Kilimanjaro Day 2
I wake up from a night of tossing and turning and make my way to the bathroom, otherwise known as a tiny cold closet with a dark drop down hole swarming with tiny flies and some kind of other bugs I don’t want to look at. The odor is pungent, as there is very little ventilation. I take one hand to plug my nose and with my other hand, I take my mini Lysol can and spray the crap out of it (no pun intended). For some reason, I can’t seem to aim into the hole. There is an art to squatting that takes time to master, I learned. Relieved to be out of there, I go outside and am rewarded with a beautiful sky with all kinds of pinks, blues, orange, and whites. It looked like one of those tie dye Grateful Dead t-shirts designed in the 60’s. I notice I’m literally above the clouds. I hear a chorus of chirping birds. Chirping birds are my favorite sound. Back at my tent, my washy washy bowl arrives and I proceed to washy washy. Winnie brings over some tea and biscuits. We are now called for breakfast consisting of veggie omelets, oatmeal, fruit, and crepes.

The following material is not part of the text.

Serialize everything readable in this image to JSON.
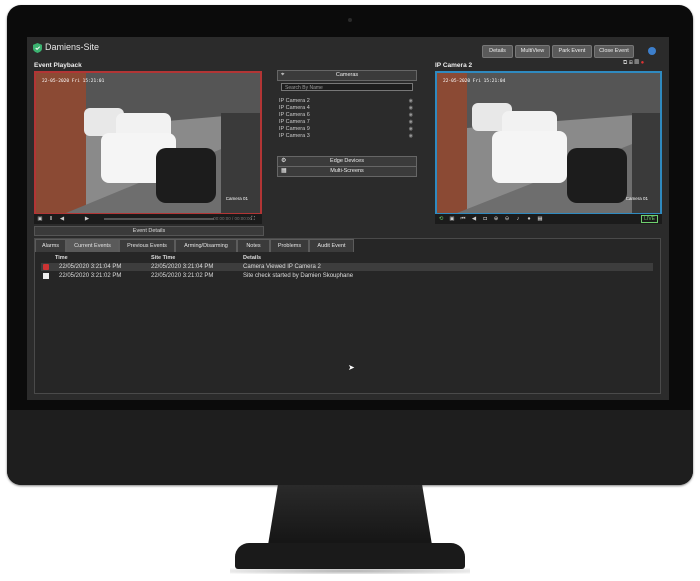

After breakfast, we continue on the morning hike which is a steady ascent up to the Second Cave Camp. This camp is located in the moorland zone with breathtaking views of Kibo, one of the 3 volcanic cones that make up Kilimanjaro. Kilimanjaro is a dormant volcano with 3 volcanic cones, “Kibo”, “Mawenzi”, and “Shira”. While Mawenzi and Shira are extinct, Kibo is dormant and could erupt again, lucky for me, it didn’t. Uhuru Peak is the highest summit on the crater rim of Mt. Kilmanjaro (19, 341 ft) and where everyone aims to get to. We walk for about 4-5 hours at a speed of about 1 mile per hour. “Pole, pole” becomes the phrase of the week along with “unpredictable”, translation “slowly, slowly” in Swahili, Tanzania's official language. You will hear your guide say “pole, pole” every five seconds. The trick to this hike is taking it slow so that you can get used to the altitude. As the altitude is the main reason why so many don’t make it.
AMS, otherwise known as acute mountain sickness, can be deadly. It normally occurs at about 5,000 feet, above sea level. Dizziness, nausea, headaches, and shortness of breath are just few of the fun symptoms. This happens because you are now breathing with much less oxygen than what you would be breathing at sea level. On the summit of Kilimanjaro, there is only about half the oxygen found at sea level. Fortunately, I experienced practically zero AMS.
We arrive at Second Cave Camp and now at 11,417 feet. Ready for late lunch and a long nap.